I've had, similar to most people here, some of both!
One of the dumb ones, I bought not once, but TWICE! It seems I didn't learn.
That item was an "inexpensive" outboard automation system. The first one was by J.L. Cooper, and was one of the first "new" midi devices. I bought the thing to automate a mix on the old SpectraSonics board at Ardent Studio A in about '85-'86. Nothing reasonable, of course, was made to retrofit to that console. Once it came, there was a massive amount of cabling to be made, at great expense. Then a massive amount of patching, and a steep learning curve for the way it worked. Then it wouldn't. (Work, that is.) I tried and tried. Ended up just sending it back to the dealer in hopes they could sell it used. Which they never did.

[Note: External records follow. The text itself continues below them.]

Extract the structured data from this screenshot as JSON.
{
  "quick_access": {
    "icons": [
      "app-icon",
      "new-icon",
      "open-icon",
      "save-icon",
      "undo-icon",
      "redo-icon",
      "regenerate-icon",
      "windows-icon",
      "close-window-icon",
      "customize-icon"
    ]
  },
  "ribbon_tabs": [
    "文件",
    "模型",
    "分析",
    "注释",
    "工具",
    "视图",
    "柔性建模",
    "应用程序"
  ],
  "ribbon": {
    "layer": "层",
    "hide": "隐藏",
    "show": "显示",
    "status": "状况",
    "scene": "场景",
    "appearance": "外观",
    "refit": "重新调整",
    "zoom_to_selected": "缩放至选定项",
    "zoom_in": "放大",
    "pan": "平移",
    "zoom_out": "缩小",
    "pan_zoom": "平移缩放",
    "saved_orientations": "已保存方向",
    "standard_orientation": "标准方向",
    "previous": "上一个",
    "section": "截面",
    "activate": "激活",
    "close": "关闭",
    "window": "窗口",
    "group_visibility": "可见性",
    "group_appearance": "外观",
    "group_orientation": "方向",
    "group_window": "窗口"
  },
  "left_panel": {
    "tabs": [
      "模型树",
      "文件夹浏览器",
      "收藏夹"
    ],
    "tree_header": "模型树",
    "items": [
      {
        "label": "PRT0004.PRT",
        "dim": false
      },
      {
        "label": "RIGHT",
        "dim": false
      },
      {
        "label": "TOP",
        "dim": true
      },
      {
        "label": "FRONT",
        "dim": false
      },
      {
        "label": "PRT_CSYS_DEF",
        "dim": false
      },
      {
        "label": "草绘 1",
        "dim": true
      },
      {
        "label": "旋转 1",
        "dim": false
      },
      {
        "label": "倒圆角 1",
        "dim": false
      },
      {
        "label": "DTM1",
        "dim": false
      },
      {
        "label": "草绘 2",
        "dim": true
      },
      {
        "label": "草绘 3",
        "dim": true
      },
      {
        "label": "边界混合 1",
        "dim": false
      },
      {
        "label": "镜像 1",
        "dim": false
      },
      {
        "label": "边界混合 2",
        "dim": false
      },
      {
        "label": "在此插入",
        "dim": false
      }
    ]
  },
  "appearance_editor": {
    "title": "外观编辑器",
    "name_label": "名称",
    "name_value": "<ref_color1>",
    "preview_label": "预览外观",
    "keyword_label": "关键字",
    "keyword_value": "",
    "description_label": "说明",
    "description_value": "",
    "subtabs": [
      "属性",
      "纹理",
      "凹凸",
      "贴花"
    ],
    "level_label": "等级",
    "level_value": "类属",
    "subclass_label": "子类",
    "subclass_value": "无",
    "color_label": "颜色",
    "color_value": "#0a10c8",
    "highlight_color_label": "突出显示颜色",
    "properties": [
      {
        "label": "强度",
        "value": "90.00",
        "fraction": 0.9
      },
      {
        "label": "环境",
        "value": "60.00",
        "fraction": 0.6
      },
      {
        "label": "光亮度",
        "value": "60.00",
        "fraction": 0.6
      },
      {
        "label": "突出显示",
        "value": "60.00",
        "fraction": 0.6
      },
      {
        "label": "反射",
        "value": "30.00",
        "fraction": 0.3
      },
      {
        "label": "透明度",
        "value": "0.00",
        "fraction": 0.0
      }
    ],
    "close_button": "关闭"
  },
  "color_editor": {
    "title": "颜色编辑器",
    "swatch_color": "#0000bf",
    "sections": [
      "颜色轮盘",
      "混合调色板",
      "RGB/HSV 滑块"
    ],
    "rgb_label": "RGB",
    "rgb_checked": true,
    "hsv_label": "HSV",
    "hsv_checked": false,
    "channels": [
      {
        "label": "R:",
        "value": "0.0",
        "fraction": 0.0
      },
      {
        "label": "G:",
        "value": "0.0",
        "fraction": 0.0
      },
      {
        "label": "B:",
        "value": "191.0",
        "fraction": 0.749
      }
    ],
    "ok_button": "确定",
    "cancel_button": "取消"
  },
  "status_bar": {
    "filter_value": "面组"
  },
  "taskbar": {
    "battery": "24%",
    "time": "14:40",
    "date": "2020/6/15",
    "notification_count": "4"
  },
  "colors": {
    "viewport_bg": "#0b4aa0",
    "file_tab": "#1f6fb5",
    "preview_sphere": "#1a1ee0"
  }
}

But then, about 9 years later, I tried again! Instead of spending $80-100k on one of the nice automation packages for my Neve V3, I decided to try out the Mackie one, for a single project. Same thing...stupid machine! A lot of cables and patching, and no real result. This one sort of worked, but it didn't sound good (all audio had to pass through it), and it was a lot more trouble than it was worth. That one's still sitting in my old useless gear storage room.
I finally learned there is no free lunch!
As far as good purchases, I will agree that you can never go wrong with high quality, classic gear. Any old Neumann mic, any excellent mic pre or other gear with a solid pedigree, has stood the tests of time and session.